THE GENETIC CODE IS (NEARLY) UNIVERSAL The same basic genetic code is used by all the species on our planet. Thus the code must be an ancient one that has been maintained intact throughout the evolution of living organisms. Exceptions are known: for example, the code for *mitochondrial DNA and chloroplast DNA differs slightly from that used by prokaryotes and for the nuclear DNA of eukaryotic cells; and in one group of protists, UAA and UAG code for glutamine rather than for stop codons. The significance of these differences is not yet clear. What is clear is that the exceptions are few.

297

*connect the concepts As discussed in Key Concept 12.5, some cytoplasmic organelles, notably the mitochondria and chloroplasts, contain small numbers of genes that are remnants of the genomes of the prokaryotes that eventually gave rise to these organelles. The evolutionary process of endosymbiosis that is responsible for the assimilation of these organelles into eukaryotic cells is discussed in Key Concept 27.1.

A common genetic code provides a common language for evolution. Natural selection acts on phenotypic variations that result from genetic variation. The genetic code probably originated early in the evolution of life. As we saw in Chapter 4, simulation experiments indicate the plausibility of individual nucleotides and nucleotide polymers arising spontaneously on primeval Earth. The common code also has profound implications for genetic engineering, as we will see in Chapter 18, since it means that the code for a human gene is the same as that for a bacterial gene. It is therefore impressive, but not surprising, that a human gene can be expressed in E. coli via laboratory manipulations, since these cells speak the same “molecular language.”

The codons illustrated in the Nirenberg and Matthaei experiment in Investigating Life: Deciphering the Genetic Code are mRNA codons. The base sequence of the DNA strand that is transcribed to produce the mRNA is complementary and antiparallel to these codons. Thus, for example, 3′-AAA-5′ in the template DNA strand corresponds to phenylalanine (which is encoded by the mRNA codon 5′-UUU-3′).

298

The non-template strand of DNA has the same sequence as the mRNA (but with T’s instead of U’s), and is often referred to as the “coding strand.” By convention, DNA sequences are usually shown beginning with the 5′ end of the coding sequence.

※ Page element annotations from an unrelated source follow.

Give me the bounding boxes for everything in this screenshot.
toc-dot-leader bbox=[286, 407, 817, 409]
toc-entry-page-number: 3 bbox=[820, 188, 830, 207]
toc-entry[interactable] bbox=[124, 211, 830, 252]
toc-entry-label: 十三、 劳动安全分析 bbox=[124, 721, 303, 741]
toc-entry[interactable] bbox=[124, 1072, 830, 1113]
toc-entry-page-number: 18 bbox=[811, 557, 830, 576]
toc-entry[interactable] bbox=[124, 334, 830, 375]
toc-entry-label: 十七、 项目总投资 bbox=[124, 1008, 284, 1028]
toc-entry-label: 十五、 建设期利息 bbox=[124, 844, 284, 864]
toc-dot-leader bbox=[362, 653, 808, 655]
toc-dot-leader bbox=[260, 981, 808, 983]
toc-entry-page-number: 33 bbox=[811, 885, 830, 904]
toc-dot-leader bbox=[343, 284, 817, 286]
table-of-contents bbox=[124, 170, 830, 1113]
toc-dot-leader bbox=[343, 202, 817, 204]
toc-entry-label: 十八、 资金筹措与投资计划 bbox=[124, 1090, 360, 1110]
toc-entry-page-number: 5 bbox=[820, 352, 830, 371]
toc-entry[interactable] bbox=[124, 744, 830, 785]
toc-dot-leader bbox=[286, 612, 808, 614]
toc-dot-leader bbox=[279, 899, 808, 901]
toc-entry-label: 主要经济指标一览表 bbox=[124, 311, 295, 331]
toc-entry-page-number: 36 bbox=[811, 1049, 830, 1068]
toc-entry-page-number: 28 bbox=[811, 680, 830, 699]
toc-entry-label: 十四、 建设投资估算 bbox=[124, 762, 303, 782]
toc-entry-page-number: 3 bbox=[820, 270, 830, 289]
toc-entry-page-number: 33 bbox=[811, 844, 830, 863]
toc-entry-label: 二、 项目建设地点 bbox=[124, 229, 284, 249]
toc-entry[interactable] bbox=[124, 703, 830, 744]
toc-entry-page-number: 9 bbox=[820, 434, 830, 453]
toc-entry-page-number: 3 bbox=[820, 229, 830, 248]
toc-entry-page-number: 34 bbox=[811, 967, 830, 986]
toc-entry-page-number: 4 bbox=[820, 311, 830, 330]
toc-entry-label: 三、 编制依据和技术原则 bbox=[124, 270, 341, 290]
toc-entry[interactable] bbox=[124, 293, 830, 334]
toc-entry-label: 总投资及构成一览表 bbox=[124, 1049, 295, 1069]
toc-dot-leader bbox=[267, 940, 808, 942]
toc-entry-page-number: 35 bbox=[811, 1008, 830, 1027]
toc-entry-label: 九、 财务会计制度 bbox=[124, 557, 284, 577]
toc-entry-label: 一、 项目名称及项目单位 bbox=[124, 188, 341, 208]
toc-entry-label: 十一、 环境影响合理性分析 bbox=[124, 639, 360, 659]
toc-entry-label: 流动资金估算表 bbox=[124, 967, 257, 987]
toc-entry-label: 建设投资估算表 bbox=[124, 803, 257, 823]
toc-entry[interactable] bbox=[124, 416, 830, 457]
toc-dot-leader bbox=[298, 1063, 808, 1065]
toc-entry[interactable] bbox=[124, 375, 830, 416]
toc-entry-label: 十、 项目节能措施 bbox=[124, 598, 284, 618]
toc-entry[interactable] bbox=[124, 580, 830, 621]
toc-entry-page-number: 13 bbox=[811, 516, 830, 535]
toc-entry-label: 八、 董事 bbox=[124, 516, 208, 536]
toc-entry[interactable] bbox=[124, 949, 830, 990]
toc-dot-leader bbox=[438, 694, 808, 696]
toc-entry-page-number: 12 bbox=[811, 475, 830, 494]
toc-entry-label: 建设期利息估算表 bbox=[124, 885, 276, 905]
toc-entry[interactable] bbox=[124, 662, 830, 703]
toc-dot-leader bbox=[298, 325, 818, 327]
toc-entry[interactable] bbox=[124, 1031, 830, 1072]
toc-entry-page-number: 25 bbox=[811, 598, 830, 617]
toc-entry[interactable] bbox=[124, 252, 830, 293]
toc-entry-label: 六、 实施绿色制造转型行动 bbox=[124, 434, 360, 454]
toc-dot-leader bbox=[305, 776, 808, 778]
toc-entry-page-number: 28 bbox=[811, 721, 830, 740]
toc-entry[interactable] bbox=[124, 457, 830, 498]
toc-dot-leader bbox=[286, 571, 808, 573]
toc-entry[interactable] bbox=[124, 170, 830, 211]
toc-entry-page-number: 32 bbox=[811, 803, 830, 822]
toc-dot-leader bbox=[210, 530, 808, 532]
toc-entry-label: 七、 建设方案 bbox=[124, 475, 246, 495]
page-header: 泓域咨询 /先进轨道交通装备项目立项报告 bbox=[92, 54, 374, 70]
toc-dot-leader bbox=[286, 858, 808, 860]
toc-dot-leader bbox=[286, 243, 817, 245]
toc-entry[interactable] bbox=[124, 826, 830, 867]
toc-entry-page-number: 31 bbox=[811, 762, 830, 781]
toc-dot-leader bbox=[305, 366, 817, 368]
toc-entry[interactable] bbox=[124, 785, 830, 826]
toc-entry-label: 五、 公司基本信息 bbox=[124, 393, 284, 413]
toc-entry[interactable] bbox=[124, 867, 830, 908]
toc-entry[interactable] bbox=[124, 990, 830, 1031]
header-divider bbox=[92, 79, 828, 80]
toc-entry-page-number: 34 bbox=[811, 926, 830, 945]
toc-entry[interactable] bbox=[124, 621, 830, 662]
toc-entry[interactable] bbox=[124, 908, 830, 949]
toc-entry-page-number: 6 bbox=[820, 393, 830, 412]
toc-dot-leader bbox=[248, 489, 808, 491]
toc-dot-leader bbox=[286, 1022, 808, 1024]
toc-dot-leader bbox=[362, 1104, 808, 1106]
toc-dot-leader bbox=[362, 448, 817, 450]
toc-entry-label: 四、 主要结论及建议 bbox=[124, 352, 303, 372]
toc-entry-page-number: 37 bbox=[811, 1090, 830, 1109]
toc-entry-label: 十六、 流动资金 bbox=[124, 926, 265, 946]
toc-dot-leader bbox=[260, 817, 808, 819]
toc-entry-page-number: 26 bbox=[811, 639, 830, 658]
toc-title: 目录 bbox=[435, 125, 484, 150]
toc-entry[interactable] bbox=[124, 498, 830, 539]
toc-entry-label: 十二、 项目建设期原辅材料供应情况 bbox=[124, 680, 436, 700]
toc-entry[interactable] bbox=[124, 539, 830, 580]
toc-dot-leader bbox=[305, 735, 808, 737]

You might be thinking that in a long DNA molecule with many protein-coding regions, one strand is the coding strand for all the genes and the other strand is the template strand. In fact, some genes are transcribed from one strand and some genes are transcribed from the other. There is strand switching along a long DNA molecule in terms of the roles of the two strands. So while one strand may not be said to be “the” coding strand for all genes in a particular DNA molecule, for a given gene it is correct to say that one strand is coding and its complementary strand is template.